Abstract 4838: Leflunomide inhibits the growth of LKB1-inactivated tumors in both xenograft and immunocompetent genetically engineered mouse models

Abstract

Abstract Introduction: LKB1 is the third mostly frequently mutated gene in lung adenocarcinoma, and is mutually exclusive with EGFR mutations. Furthermore, a recent clinical trial indicated that lung cancers with LKB1 mutations are unlikely to respond to immune checkpoint therapy. Therefore, there is an urgent need for novel therapies for LKB1-inactivated lung cancer. We previously demonstrated that leflunomide preferentially induces apoptosis in LKB1-null lung cancer cell lines in vitro. Here, we evaluated the effect of leflunomide in both a xenograft model and immune-competent genetically engineered mouse model (GEMM). Methods: LKB1-null H460 xenograft mice were treated with leflunomide (35mg/kg/day) for 23 days through oral gavage and tumor volume was measured every the other day. KrasG12D/Lkb1-/-Luciferase GEMM mice were treated with leflunomide (30mg/kg/day) for 44 days and tumor burden was measured by bioluminescence imaging (BLI) score every week.
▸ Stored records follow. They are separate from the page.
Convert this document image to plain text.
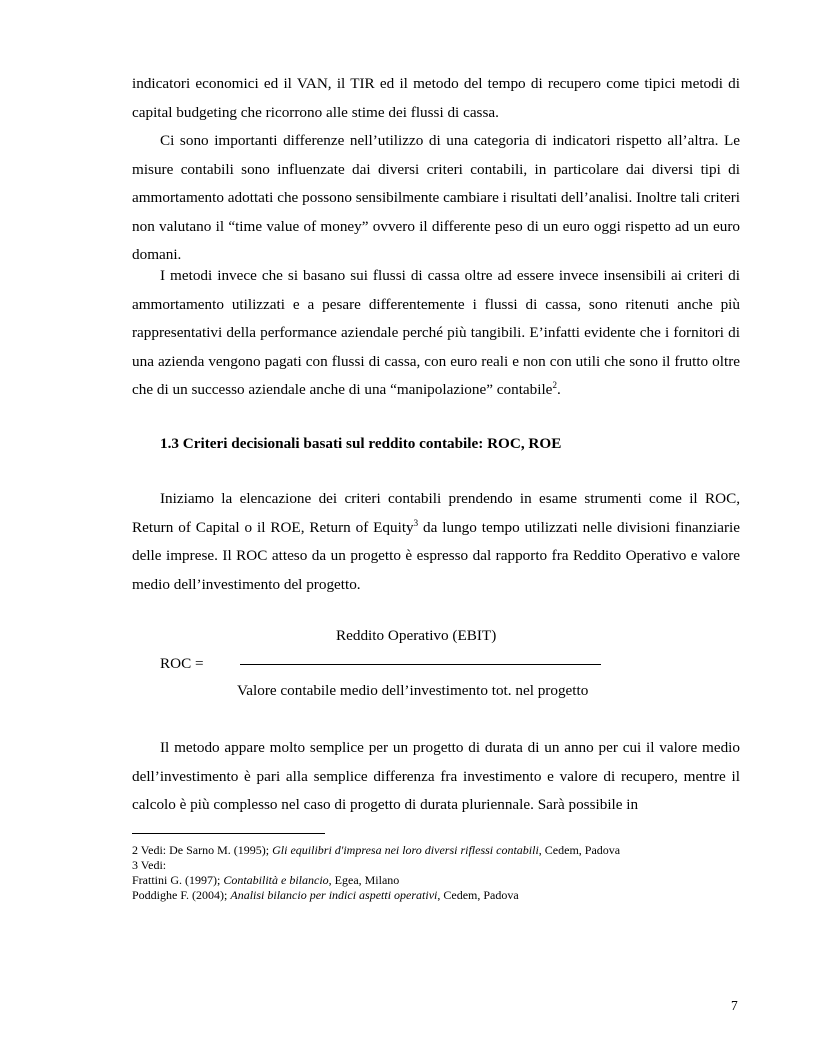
indicatori economici ed il VAN, il TIR ed il metodo del tempo di recupero come tipici metodi di capital budgeting che ricorrono alle stime dei flussi di cassa.

Ci sono importanti differenze nell’utilizzo di una categoria di indicatori rispetto all’altra. Le misure contabili sono influenzate dai diversi criteri contabili, in particolare dai diversi tipi di ammortamento adottati che possono sensibilmente cambiare i risultati dell’analisi. Inoltre tali criteri non valutano il “time value of money” ovvero il differente peso di un euro oggi rispetto ad un euro domani.

I metodi invece che si basano sui flussi di cassa oltre ad essere invece insensibili ai criteri di ammortamento utilizzati e a pesare differentemente i flussi di cassa, sono ritenuti anche più rappresentativi della performance aziendale perché più tangibili. E’infatti evidente che i fornitori di una azienda vengono pagati con flussi di cassa, con euro reali e non con utili che sono il frutto oltre che di un successo aziendale anche di una “manipolazione” contabile$^2$.

1.3 Criteri decisionali basati sul reddito contabile: ROC, ROE

Iniziamo la elencazione dei criteri contabili prendendo in esame strumenti come il ROC, Return of Capital o il ROE, Return of Equity$^3$ da lungo tempo utilizzati nelle divisioni finanziarie delle imprese. Il ROC atteso da un progetto è espresso dal rapporto fra Reddito Operativo e valore medio dell’investimento del progetto.

Reddito Operativo (EBIT)
ROC =
Valore contabile medio dell’investimento tot. nel progetto

Il metodo appare molto semplice per un progetto di durata di un anno per cui il valore medio dell’investimento è pari alla semplice differenza fra investimento e valore di recupero, mentre il calcolo è più complesso nel caso di progetto di durata pluriennale. Sarà possibile in

2 Vedi: De Sarno M. (1995); Gli equilibri d'impresa nei loro diversi riflessi contabili, Cedem, Padova
3 Vedi:
Frattini G. (1997); Contabilità e bilancio, Egea, Milano
Poddighe F. (2004); Analisi bilancio per indici aspetti operativi, Cedem, Padova
7
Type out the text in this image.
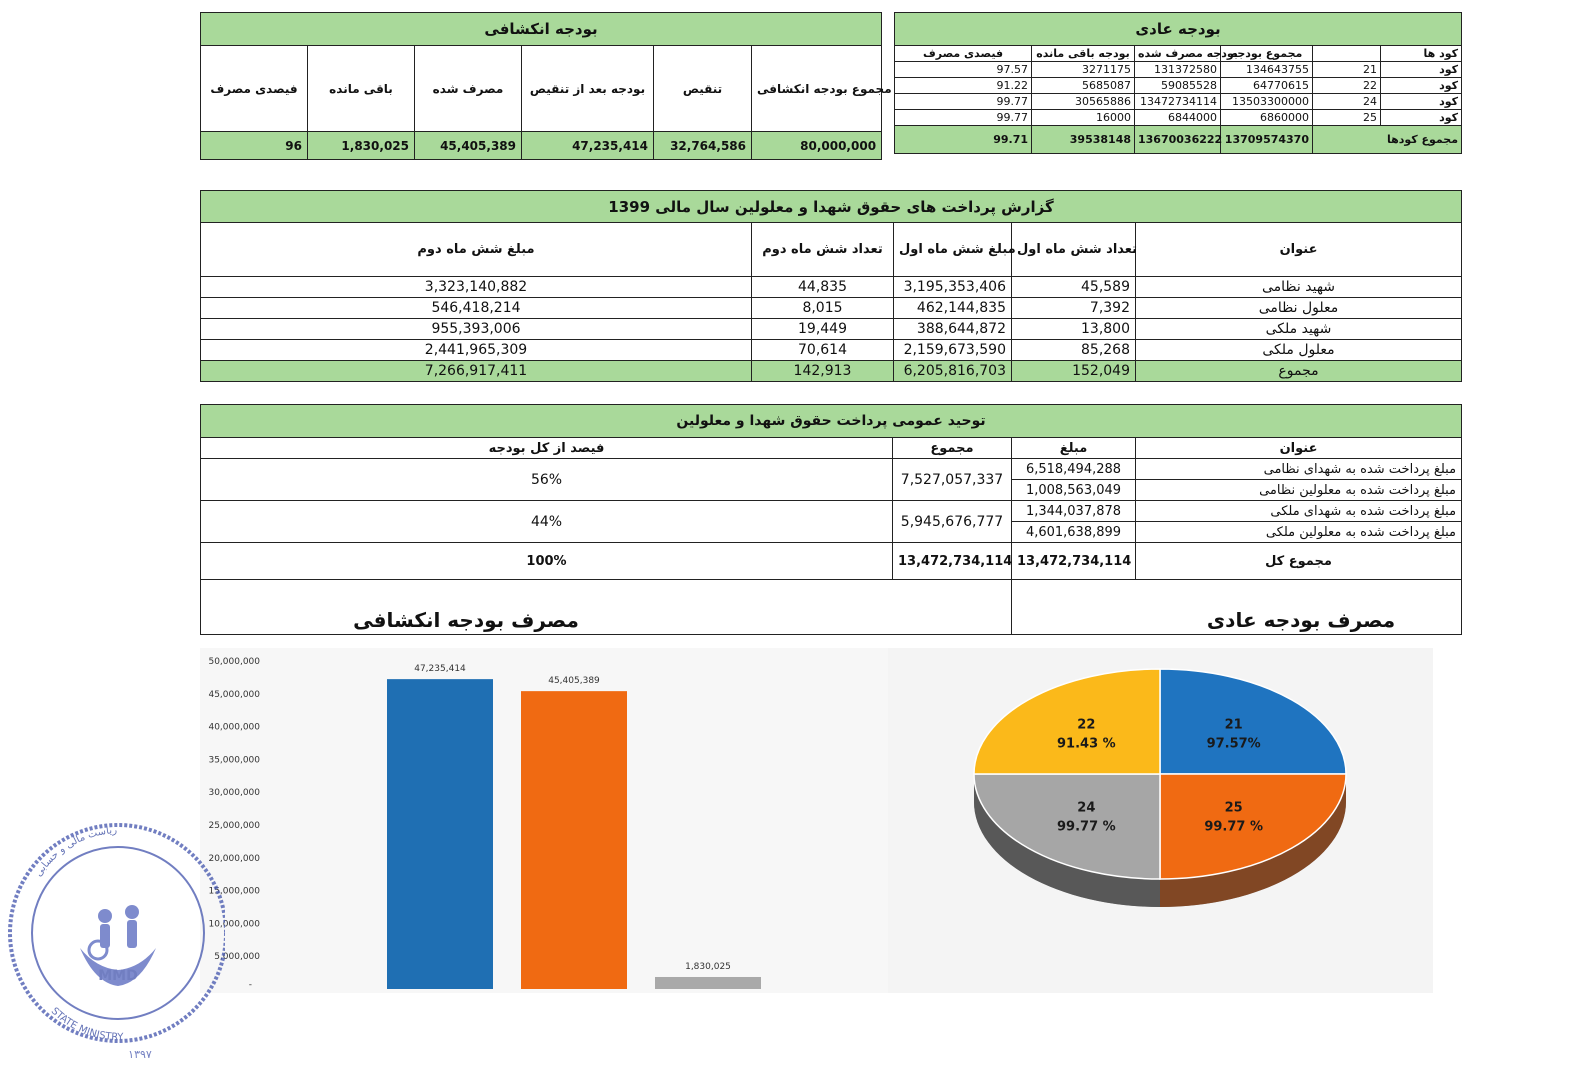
بودجه انکشافی					
فیصدی مصرف	باقی مانده	مصرف شده	بودجه بعد از تنقیص	تنقیص	مجموع بودجه انکشافی
96	1,830,025	45,405,389	47,235,414	32,764,586	80,000,000
بودجه عادی					
فیصدی مصرف	بودجه باقی مانده	بودجه مصرف شده	مجموع بودجه		کود ها
97.57	3271175	131372580	134643755	21	کود
91.22	5685087	59085528	64770615	22	کود
99.77	30565886	13472734114	13503300000	24	کود
99.77	16000	6844000	6860000	25	کود
99.71	39538148	13670036222	13709574370	مجموع کودها	
گزارش پرداخت های حقوق شهدا و معلولین سال مالی 1399				
مبلغ شش ماه دوم	تعداد شش ماه دوم	مبلغ شش ماه اول	تعداد شش ماه اول	عنوان
3,323,140,882	44,835	3,195,353,406	45,589	شهید نظامی
546,418,214	8,015	462,144,835	7,392	معلول نظامی
955,393,006	19,449	388,644,872	13,800	شهید ملکی
2,441,965,309	70,614	2,159,673,590	85,268	معلول ملکی
7,266,917,411	142,913	6,205,816,703	152,049	مجموع
توحید عمومی پرداخت حقوق شهدا و معلولین			
فیصد از کل بودجه	مجموع	مبلغ	عنوان
56%	7,527,057,337	6,518,494,288	مبلغ پرداخت شده به شهدای نظامی
		1,008,563,049	مبلغ پرداخت شده به معلولین نظامی
44%	5,945,676,777	1,344,037,878	مبلغ پرداخت شده به شهدای ملکی
		4,601,638,899	مبلغ پرداخت شده به معلولین ملکی
100%	13,472,734,114	13,472,734,114	مجموع کل

مصرف بودجه انکشافی		مصرف بودجه عادی	
5,000,000
10,000,000
15,000,000
20,000,000
25,000,000
30,000,000
35,000,000
40,000,000
45,000,000
50,000,000
-
47,235,414
45,405,389
1,830,025
21
97.57%
25
99.77 %
24
99.77 %
22
91.43 %
ریاست مالی و حسابی
STATE MINISTRY
MMD
۱۳۹۷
At the end of experiments, tumors were dissected, weighed, and analyzed by immunohistochemistry. Results: Although leflunomide is an FDA-approved agent to treat rheumatoid arthritis, its immune suppression function did not facilitate but inhibited the growth of KrasG12DLkb1-/- lung adenocarcinoma. This suppression was also observed in H460 xenografts, and leflunomide treatment did not alter animal weight in either model. Furthermore, distant cancer metastasis was not observed in leflunomide-treated GEMM. In residual tumors from the treated group, cleaved caspase-3 was not detectable but there was a significant decrease in Ki67 staining. This is consistent with our in vitro findings that leflunomide primarily inhibits cell proliferation through the promotion of G1 cell cycle arrest. Conclusion: Our findings indicate that leflunomide may be a viable reagent for the treatment of LKB1-mutated lung adenocarcinoma. Citation Format: Rui Jin, Xiuju Liu, Wei Peng, Yijian Fan, Boxuan Liu, Shuanying Yang, Chun-gen Xing, Melissa Gilbert-Ross, Adam Marcus, Wei Zhou. Leflunomide inhibits the growth of LKB1-inactivated tumors in both xenograft and immunocompetent genetically engineered mouse models [abstract]. In: Proceedings of the American Association for Cancer Research Annual Meeting 2019; 2019 Mar 29-Apr 3; Atlanta, GA. Philadelphia (PA): AACR; Cancer Res 2019;79(13 Suppl):Abstract nr 4838.